The photo is of Harry and Ruby Bernstein, married for 67 years. Bernstein, a man who never gave up as a writer, has a mind-bending story. He wrote 40 books and destroyed
most of the manuscripts as they were rejected, as all of them were. When he was
93 Ruby died and the pain was so intense that he wrote a memoir to help
him cope with his grief.
He took three
years to finish the book which he called The Invisible Wall. It’s about his bleak early childhood years,
growing up in the Cheshire/Lancashire mill town of Stockport in the early
1900s.
Harry’s
parents had fled persecution in the Pale of Settlement (created in Russia by
Catherine the Great in 1791), seeking a refuge in England. They settled in the dead-end
East Street in a very poor part of town, Daw Bank, where Jews lived on one side
and Christians on the other.
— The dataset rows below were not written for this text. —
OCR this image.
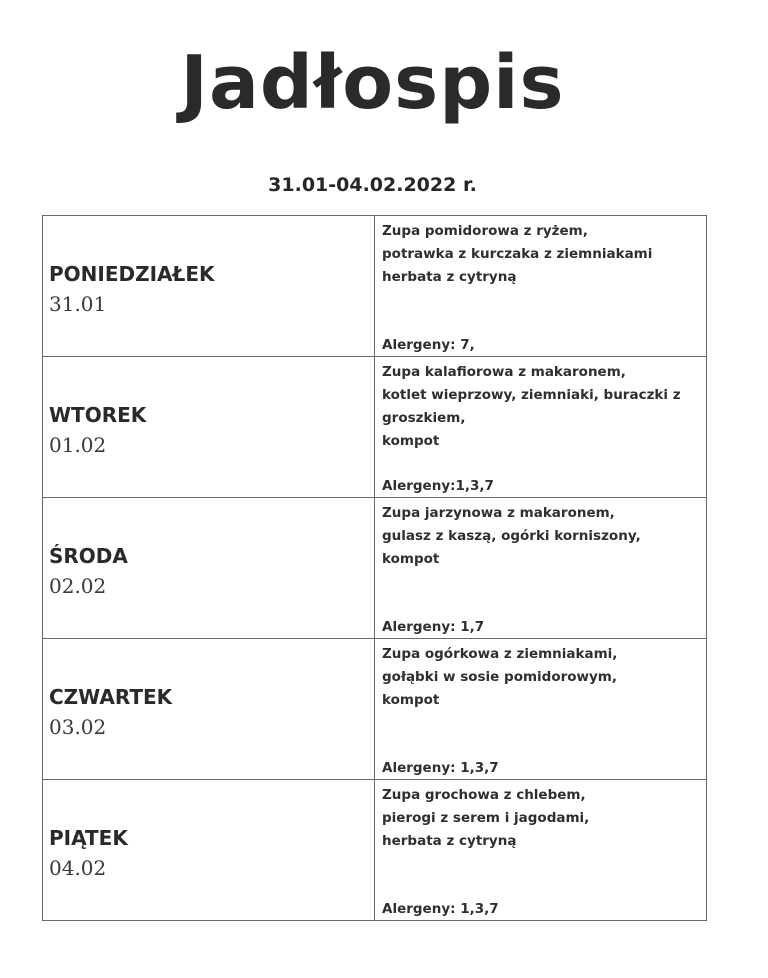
Jadłospis
31.01-04.02.2022 r.
PONIEDZIAŁEK
31.01
Zupa pomidorowa z ryżem,
potrawka z kurczaka z ziemniakami
herbata z cytryną
Alergeny: 7,
WTOREK
01.02
Zupa kalafiorowa z makaronem,
kotlet wieprzowy, ziemniaki, buraczki z
groszkiem,
kompot
Alergeny:1,3,7
ŚRODA
02.02
Zupa jarzynowa z makaronem,
gulasz z kaszą, ogórki korniszony,
kompot
Alergeny: 1,7
CZWARTEK
03.02
Zupa ogórkowa z ziemniakami,
gołąbki w sosie pomidorowym,
kompot
Alergeny: 1,3,7
PIĄTEK
04.02
Zupa grochowa z chlebem,
pierogi z serem i jagodami,
herbata z cytryną
Alergeny: 1,3,7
Harry was born in 1910. He had six siblings, an
alcoholic, abusive brute of a father and a long-suffering mother who took the
abuse and tried to take care of her children. She would grovel under fruit
stands looking for food. Harry remembers often being hungry and tortured by
delicious smells of food being baked.
He also often
had to run from kids who wanted to beat him up. Neighbours stood on their
verandahs and yelled abuse at the Jews, ranting about them killing Christ. But
the bigotry was mutual. Harry’s parents would spit when they passed the
Catholic church. That mutual bigotry, the stench and humiliation of poverty
formed the world Harry grew up in.
The 1914 war
forged something of a bond between Christians and Jews but after the armistice
the bigotry took hold again.
The Invisible Wall is also about a classic Romeo and Juliet love
story. When his older sister fell in love with a Christian boy Harry’s mother
sat shiva for her, declaring her dead. And neither the
poverty nor the abuse crushed Harry’s spirit. When he was 11 years old he
started a newspaper The Gossip. There
was one copy and it circulated among the community.
Harry’s
memoire is raw, gritty, passionate and poetic. He submitted it to a whole lot of New York publishing houses who
all rejected it. But this time he didn’t destroy the manuscript. He persevered,
sending it to the London branch of Random House. Even then it sat on the
shelves along with other unsolicited manuscripts for a year until editor Kate
Elton read it and couldn’t put it down. She later remarked on how well it was
written and that it hardly needed any editing. It was published in 2007.
Harry wasn’t
done. He wrote three more books about other aspects of his life, The Dream, The Golden Willow, and What Happened to Rose. The last was
published posthumously; Harry died in 2011 at the age of 101. While he was
writing he said that these years were the most productive of his life. Is there
a Nobel prize for perseverance and gutzpah?
Faith, courage
and persistence. People who hold onto their own
ideas about their life and keep on working at what moves them until the day
they die are our everyday heroes. Harry
Bernstein, thank you. Standing ovation stuff.